Pride and (quite a lot of) Prejudice/Commandery Gardens, Worcester

 

THIS is the theatre of the truly absurd… if only Jane Austen’s hymn to courtly love had been like this back in that Neolithic era when I was ploughing through those endless pages during my final year as a failed grammar school boy.

Once again, writer Chris Jaeger has taken a classic chunk of literature, run it through the mangle… and in the process created a comic masterpiece that drives a Regency horse and carriage through what had previously been a solid wall of frock coats, starched collars and attitudes to match.

Yes, the opening sequence in which Charlie Ryan’s Mr Darcy appears for all the world like a startled field vole about to be mashed by a combine harvester may have indicated a slightly hesitant start, but egad sir, this ripping yarn soon acquired the momentum of a sedan chair on cruise control.

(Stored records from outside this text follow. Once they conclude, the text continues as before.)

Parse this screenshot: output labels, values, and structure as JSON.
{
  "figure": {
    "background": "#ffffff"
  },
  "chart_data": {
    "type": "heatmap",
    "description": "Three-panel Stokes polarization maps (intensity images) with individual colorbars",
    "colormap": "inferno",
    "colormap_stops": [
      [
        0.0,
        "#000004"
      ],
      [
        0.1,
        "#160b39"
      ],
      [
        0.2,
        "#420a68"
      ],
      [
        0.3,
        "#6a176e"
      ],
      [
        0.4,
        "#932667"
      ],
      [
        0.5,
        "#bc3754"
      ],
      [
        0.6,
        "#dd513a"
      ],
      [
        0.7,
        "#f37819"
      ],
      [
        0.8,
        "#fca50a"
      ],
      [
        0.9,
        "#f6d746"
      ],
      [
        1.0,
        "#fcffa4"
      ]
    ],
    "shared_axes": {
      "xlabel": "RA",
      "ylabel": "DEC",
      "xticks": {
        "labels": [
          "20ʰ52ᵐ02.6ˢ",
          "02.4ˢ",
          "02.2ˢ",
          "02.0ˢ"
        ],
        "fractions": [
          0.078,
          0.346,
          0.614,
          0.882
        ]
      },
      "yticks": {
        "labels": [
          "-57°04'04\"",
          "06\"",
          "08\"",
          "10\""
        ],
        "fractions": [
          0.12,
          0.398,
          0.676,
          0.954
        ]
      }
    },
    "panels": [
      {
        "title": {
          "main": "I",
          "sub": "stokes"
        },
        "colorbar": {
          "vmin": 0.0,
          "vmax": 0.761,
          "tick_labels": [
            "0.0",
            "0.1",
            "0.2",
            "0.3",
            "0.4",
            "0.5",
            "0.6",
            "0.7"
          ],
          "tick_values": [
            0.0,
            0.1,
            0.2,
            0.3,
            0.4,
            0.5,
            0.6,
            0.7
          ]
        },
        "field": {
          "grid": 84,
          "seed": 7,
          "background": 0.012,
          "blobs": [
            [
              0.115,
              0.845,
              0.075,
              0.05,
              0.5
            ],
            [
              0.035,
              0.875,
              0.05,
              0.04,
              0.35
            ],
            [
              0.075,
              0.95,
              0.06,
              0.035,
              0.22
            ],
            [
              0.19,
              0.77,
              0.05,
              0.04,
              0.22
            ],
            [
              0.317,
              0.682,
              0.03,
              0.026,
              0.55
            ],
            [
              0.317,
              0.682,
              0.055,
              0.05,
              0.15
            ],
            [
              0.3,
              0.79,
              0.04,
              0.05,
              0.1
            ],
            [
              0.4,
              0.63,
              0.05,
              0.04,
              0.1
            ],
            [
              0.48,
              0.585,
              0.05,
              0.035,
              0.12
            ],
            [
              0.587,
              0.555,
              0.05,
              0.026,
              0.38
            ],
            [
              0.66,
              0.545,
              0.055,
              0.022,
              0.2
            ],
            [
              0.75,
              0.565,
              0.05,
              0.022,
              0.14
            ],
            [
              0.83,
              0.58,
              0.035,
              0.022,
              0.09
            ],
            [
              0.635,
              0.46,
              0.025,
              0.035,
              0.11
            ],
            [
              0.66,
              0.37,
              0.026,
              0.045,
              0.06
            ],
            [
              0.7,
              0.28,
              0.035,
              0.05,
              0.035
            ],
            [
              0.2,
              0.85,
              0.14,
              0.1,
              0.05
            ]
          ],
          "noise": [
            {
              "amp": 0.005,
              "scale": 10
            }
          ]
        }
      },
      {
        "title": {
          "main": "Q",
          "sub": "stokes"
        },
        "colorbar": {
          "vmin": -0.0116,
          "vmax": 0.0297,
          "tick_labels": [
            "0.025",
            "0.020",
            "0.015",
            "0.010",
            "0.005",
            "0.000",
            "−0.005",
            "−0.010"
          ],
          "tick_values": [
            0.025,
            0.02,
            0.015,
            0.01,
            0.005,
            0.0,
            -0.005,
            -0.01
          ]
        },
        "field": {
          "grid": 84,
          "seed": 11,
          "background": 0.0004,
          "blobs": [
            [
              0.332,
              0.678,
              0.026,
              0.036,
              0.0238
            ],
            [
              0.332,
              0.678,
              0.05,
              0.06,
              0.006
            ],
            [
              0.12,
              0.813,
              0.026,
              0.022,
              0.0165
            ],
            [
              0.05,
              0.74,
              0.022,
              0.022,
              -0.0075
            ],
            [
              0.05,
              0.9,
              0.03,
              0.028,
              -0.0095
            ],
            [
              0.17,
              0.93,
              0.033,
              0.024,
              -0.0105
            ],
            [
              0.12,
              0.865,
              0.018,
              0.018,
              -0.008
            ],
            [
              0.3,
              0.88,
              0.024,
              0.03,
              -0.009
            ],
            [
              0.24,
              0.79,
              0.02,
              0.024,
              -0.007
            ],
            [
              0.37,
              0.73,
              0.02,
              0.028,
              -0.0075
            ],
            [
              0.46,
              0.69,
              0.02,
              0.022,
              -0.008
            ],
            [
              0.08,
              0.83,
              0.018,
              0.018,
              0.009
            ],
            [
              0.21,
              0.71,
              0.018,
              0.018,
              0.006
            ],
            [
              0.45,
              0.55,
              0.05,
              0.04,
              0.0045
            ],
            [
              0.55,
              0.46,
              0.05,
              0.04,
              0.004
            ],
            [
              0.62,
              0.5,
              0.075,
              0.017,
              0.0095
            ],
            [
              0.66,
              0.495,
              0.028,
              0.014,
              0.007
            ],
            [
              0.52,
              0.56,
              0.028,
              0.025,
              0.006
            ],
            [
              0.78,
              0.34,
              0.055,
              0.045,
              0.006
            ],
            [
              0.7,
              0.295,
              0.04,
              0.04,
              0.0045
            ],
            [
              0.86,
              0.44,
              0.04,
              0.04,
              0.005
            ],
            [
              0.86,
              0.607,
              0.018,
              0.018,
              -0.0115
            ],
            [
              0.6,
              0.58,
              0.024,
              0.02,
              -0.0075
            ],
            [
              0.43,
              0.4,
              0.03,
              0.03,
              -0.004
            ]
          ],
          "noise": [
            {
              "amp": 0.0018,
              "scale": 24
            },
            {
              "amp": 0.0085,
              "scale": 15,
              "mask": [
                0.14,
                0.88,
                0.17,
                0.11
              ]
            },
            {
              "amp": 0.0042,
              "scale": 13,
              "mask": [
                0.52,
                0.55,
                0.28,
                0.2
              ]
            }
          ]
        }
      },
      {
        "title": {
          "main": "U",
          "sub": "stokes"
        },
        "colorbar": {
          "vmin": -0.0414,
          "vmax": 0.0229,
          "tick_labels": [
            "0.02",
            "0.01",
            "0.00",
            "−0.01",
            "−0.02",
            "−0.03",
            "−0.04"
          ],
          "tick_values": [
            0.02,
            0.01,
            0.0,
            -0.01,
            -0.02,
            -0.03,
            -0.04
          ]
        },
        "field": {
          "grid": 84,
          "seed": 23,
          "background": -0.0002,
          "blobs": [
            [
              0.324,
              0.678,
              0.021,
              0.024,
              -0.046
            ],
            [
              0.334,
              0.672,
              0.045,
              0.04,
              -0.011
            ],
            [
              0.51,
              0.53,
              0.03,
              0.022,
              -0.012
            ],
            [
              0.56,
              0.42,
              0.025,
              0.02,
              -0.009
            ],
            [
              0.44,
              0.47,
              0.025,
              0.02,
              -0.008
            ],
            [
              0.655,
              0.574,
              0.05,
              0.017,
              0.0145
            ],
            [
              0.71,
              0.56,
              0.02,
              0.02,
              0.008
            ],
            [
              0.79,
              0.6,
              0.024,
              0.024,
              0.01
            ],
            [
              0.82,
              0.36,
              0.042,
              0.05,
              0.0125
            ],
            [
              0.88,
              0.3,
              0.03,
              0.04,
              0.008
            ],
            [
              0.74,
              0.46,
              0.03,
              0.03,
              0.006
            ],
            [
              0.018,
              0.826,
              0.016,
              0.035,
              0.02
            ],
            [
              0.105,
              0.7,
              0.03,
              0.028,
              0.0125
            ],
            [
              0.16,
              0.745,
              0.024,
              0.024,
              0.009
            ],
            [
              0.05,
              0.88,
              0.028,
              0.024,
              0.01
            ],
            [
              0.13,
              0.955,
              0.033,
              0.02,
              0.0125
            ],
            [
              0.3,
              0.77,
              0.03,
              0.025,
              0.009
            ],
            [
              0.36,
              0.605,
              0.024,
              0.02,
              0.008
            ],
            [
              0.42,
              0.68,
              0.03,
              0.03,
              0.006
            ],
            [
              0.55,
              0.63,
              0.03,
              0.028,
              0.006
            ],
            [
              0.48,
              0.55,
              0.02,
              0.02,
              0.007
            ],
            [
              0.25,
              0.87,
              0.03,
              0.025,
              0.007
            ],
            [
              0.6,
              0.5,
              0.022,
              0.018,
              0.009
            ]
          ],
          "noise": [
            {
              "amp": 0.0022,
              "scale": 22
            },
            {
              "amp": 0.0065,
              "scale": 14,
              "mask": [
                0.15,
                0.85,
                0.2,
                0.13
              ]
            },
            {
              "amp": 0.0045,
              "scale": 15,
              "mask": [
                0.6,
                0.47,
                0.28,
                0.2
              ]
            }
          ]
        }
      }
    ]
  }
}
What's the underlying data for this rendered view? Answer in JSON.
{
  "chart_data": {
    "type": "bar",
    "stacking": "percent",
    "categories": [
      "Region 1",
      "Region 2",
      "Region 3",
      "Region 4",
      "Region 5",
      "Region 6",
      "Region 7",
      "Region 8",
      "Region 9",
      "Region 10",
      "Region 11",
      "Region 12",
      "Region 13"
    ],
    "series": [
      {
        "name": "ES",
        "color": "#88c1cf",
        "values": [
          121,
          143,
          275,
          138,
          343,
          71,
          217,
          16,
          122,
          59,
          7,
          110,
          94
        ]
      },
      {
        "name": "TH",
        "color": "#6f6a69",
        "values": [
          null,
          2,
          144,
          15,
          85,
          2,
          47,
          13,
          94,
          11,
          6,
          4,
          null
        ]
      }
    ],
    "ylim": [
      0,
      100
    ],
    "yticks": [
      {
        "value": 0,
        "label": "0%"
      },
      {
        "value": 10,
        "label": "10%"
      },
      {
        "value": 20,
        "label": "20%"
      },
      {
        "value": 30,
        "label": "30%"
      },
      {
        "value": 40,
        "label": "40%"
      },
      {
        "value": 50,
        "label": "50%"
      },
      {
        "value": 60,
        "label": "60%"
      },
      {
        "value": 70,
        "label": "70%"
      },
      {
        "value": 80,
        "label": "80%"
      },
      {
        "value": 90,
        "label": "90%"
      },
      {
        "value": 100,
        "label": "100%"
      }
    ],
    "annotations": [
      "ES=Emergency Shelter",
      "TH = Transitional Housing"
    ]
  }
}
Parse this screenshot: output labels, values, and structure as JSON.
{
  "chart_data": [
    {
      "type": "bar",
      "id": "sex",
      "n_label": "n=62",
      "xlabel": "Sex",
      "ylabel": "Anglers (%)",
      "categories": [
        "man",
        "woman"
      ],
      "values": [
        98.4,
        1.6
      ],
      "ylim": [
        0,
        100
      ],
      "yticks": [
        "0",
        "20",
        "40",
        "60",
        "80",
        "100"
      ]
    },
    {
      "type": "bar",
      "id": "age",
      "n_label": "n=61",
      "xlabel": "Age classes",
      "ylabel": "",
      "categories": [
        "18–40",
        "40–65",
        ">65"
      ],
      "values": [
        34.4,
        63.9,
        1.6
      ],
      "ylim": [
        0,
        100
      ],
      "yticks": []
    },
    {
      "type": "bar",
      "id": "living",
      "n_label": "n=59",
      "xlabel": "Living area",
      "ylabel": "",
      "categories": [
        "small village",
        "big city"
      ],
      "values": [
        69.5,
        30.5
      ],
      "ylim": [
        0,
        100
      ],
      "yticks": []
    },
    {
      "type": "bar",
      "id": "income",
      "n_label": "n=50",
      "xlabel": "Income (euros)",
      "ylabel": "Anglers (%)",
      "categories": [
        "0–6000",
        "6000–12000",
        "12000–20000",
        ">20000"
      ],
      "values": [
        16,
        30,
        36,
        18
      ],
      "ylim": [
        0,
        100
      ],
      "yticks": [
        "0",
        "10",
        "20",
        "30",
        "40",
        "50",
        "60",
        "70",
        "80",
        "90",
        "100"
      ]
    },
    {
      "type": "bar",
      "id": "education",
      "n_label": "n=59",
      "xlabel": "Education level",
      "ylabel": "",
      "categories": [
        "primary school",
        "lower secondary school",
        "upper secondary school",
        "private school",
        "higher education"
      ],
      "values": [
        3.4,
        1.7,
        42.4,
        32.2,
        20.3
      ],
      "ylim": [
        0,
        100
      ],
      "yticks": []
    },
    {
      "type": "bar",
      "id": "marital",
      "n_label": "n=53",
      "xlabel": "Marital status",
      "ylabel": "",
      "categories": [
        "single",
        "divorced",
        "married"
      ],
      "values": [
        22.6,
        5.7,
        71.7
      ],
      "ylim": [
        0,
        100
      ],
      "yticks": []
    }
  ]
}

Ben Humphrey directs this Worcester Rep offering and seems to have kept Jaeger’s gags intact, perhaps wisely resisting the temptation to out-funny the original script.

And thankfully, the Rep is bursting with the talent necessary to do the words justice. Take Matilda Bott, for example. Her Lydia Bennet was an absolute scream, both literally and metaphorically, as she vowed to test the trouser and firepower of her soldier beau George Wickham, played with delicious derring-do and dash by Tom Riddell.

Meanwhile, Genevieve Lowe’s Elizabeth Bennet provides the counterpoint, demure yet never prissy.

But the stars of this sumptuous summer folic are undoubtedly Edward Manning as a mountainous Mrs B – mercifully, he just about avoids being a pantomime dame – and the insanely hilarious John-Robert Partridge as fawning priest Mr Collins, who constantly had me choking and spluttering over my red wine and peanuts.

This is currently the best night out in Worcester without any shadow of a doubt. It runs until Sunday, July 14.